Let's look at the markings first. As before, when we change a cell's formula, we mark all downstream cells as dirty. So when updating,
Salsa Per Burrito
it will look something like this:
But instead of immediately recalculating all the dirty cells, we wait until the user observes the cell. Then we run the Salsa algorithm on it, but instead of rechecking dependencies with outdated version numbers
verified_at
, we only recheck cells that are marked dirty. Adapton uses this technique . In such a situation, observing the cell
Total
reveals that it is not dirty, and therefore we can skip the graph pass that Salsa would have performed!
If you observe it
Salsa In Order
, then it is marked as dirty, and therefore we will recheck and recalculate both and
Salsa Per Burrito
, and
Salsa In Order
. Even here, there are advantages over using only revision numbers, as we can skip recursively through a still blank cell
Num Burritos
.
Lazy dirty labeling works fantastic at frequently changing the set of cells we are trying to observe. Unfortunately, it has the same disadvantages as the previous dirty marking algorithm. If a cell with many downstream cells changes, then we spend a lot of time marking the cells and unmarking, even if the input does not actually change when we go to the recalculation. In the worst case, each change leads to the fact that we mark the entire graph as dirty, which gives us roughly the same order of performance as the Salsa algorithm.
In addition to messy labeling, we can also adapt topological sorting for lazy evaluation. This method uses the Incremental library from Jane Street, and it takes some serious tricks to get it working properly. Before implementing lazy evaluation, our topological sort algorithm used a heap to determine which cell to recalculate next. But now we want to recalculate only those cells that are needed. How? We do not want to walk the entire tree from the observed cells like Adapton, since a full walk through the tree destroys the whole purpose of the topological sort and gives us performance characteristics similar to Adapton.
Instead, Incremental maintains a set of cells that the user has marked as watched, as well as the set of cells required for any watched cell. Whenever a cell is marked as observable or unobservable, Incremental walks through the dependencies of that cell to ensure that the required labels are applied correctly. Then we add cells to the recalculation heap only if they are marked as needed. In our burrito graph, as long as it
Total
is part of an observable set, the change
Salsa in Order
will not result in any passage through the graph, since only the necessary cells are recalculated:
This solves our problem without eagerly walking through the graph to mark cells as dirty! We must still remember that the cell
Salsa per Burrito
is messy to recount later if necessary. But unlike Adapton's algorithm, we don't need to push that single dirty label down the entire graph.
Anchors, a hybrid solution
Both Adapton and Incremental traverse the graph even if they do not recalculate cells.

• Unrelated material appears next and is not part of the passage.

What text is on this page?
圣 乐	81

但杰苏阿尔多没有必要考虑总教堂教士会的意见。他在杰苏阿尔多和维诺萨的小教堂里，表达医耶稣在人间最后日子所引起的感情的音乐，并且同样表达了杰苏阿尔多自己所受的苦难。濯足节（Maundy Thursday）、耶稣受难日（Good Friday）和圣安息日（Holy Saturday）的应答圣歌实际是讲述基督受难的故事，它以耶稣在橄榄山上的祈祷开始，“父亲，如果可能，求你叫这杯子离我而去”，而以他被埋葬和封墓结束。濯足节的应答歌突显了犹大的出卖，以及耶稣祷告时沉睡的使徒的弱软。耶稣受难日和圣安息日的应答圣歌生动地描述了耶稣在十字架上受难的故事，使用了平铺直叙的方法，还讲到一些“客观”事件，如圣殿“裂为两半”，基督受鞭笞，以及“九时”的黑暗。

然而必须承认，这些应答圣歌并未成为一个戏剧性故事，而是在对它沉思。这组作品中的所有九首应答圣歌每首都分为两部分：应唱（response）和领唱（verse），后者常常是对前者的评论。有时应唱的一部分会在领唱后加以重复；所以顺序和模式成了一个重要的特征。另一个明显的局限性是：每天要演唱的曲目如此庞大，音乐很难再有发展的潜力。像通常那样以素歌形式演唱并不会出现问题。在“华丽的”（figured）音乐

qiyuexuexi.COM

Incremental walks up the graph when the set of observed cells changes, and Adapton walks down the graph when the formula changes. With small graphs, the high cost of these passes may not be immediately apparent. But if the graph is large and the cells are relatively cheap to compute - often this is the case with spreadsheets - you will find that most of the computation is wasted in unnecessary walking around the graph! When cells are cheap, marking a bit on a cell can cost about the same as simply recalculating a cell from scratch. Therefore, ideally, if we want our algorithm to be significantly faster than a simple computation, we should avoid unnecessary walking around the graph as much as possible.

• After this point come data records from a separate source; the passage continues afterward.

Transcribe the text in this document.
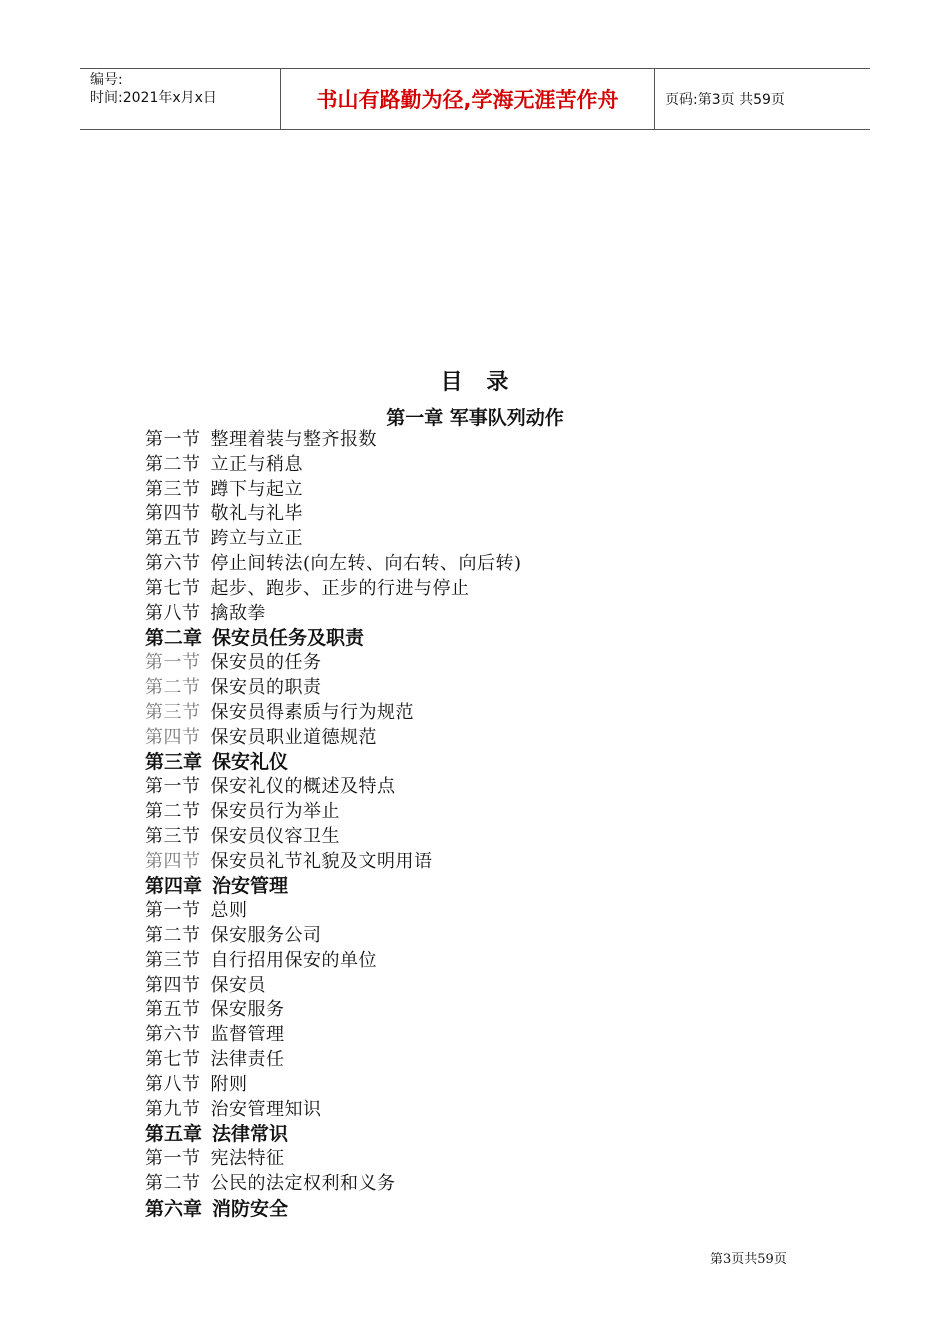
编号:
时间:2021年x月x日	书山有路勤为径,学海无涯苦作舟	页码:第3页 共59页
目 录
第一章 军事队列动作
第一节 整理着装与整齐报数
第二节 立正与稍息
第三节 蹲下与起立
第四节 敬礼与礼毕
第五节 跨立与立正
第六节 停止间转法(向左转、向右转、向后转)
第七节 起步、跑步、正步的行进与停止
第八节 擒敌拳
第二章 保安员任务及职责
第一节 保安员的任务
第二节 保安员的职责
第三节 保安员得素质与行为规范
第四节 保安员职业道德规范
第三章 保安礼仪
第一节 保安礼仪的概述及特点
第二节 保安员行为举止
第三节 保安员仪容卫生
第四节 保安员礼节礼貌及文明用语
第四章 治安管理
第一节 总则
第二节 保安服务公司
第三节 自行招用保安的单位
第四节 保安员
第五节 保安服务
第六节 监督管理
第七节 法律责任
第八节 附则
第九节 治安管理知识
第五章 法律常识
第一节 宪法特征
第二节 公民的法定权利和义务
第六章 消防安全
第3页共59页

The more I thought about this problem, the more I realized that they are wasting time traversing the graph in roughly opposite situations. In our burrito graph, let's imagine the cell formulas rarely change, but we switch quickly, observing first
Total
and then
Salsa in Order
.
In this case, Adapton will not walk the tree. None of the input data changes and therefore we don't need to mark any cells. Since nothing is flagged, every observation is cheap because we can just immediately return the cached value from a blank cell. However, Incremental does not perform well in this example. Although no values are recalculated, Incremental will repeatedly mark and uncheck many cells as needed or unnecessary.
Otherwise, let's imagine a graph where our formulas are changing rapidly, but we are not changing the list of observed cells. For example, we might imagine ourselves watching
Total
by rapidly changing the price of a burrito from
4+4
to
2*4
.
As in the previous example, we don't actually recalculate many cells:
4+4
and
2*4
equals
8
, so ideally we only recalculate this arithmetic when the user makes this change. But unlike the previous example, Incremental now avoids tree walking. With Incremental, we have cached the fact that the burrito price is a required cell, so when it changes, we can recalculate it without going through the graph. With Adapton, we waste time marking
Burrito Price w Ship
and
Total
how messy, even if the result
Burrito Price
doesn't change.
Given that each algorithm works well in the degenerate cases of the other, why not ideally just detect those degenerate cases and switch to a faster algorithm? This is what I tried to implement in my own library Anchors . It runs both algorithms simultaneously on the same graph! If it sounds crazy, unnecessary, and too complicated, it’s probably because it is.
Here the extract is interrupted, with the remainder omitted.